Thursday, August 04, 2022

Disability rights groups up in arms over DGCA amendment

The Directorate General of Civil Aviation’s (DGCA’s) recent tweaking of a key Civil Aviation Requirement (CAR) to help differently-abled travellers board flights hassle-free has not gone down well with disability rights groups, who have demanded its immediate rollback.

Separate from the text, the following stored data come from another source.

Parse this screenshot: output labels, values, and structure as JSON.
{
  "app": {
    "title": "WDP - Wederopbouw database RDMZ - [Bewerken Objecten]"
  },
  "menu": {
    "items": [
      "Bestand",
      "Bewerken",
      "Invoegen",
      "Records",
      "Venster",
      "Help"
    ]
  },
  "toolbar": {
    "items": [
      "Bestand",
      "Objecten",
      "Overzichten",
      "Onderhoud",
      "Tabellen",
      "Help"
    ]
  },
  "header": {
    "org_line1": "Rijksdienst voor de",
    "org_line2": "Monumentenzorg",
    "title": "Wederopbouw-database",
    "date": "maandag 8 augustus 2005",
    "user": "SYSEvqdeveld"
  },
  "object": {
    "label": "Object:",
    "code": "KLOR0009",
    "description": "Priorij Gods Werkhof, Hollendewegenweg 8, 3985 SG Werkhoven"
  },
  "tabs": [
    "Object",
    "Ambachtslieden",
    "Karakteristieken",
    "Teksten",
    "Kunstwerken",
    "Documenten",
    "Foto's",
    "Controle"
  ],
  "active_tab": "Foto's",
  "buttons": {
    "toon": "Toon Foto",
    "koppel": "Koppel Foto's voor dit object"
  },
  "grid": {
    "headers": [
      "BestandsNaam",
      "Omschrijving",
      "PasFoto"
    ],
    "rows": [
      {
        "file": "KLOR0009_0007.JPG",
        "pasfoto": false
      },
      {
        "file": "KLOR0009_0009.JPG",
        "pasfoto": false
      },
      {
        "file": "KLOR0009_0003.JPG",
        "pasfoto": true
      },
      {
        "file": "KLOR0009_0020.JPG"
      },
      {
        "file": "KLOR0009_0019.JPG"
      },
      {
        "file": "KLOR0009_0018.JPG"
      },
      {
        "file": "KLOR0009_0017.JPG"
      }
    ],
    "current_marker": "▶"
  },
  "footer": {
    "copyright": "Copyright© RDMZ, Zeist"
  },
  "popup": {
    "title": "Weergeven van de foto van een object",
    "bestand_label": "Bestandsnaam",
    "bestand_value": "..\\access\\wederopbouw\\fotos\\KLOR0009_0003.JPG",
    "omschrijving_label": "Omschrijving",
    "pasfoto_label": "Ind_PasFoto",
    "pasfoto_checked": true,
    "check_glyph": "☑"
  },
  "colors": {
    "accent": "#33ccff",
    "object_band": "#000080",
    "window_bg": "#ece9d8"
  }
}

Fifty-eight disability rights organisations have endorsed a letter written to Arun Kumar, Director General, Directorate General of Civil Aviation (DGCA), demanding that the recently amended Civil Aviation Requirements (CAR) “be withdrawn with immediate effect”.

Condemning the amended provision as “derogatory and retrograde”, the rights groups have written that the new guidelines “challenges the right to equality for persons with disabilities as guaranteed by the Constitution of India through Article14”. The letter states that the provision is “also discriminatory under Section 3 of the Rights of Persons with Disabilities Act 2016”. The letter concludes that the new provisions would “be a grave injustice to millions of people with disabilities who have been using air transport as a mode of travel” and “literally restrict people with disabilities from travelling for any purpose”.

According to the DGCA’s amendment, airlines can no longer deny boarding to any person on the basis of disability and/or reduced mobility without a doctor first examining the person and stating that the said passenger’s health may deteriorate during the course of the journey. Rights groups accuse the DGCA and the MoCA of functioning under the fallacious and confused belief that “anyone in a wheelchair is ill” and erroneously equating differently-abled travellers with ill health.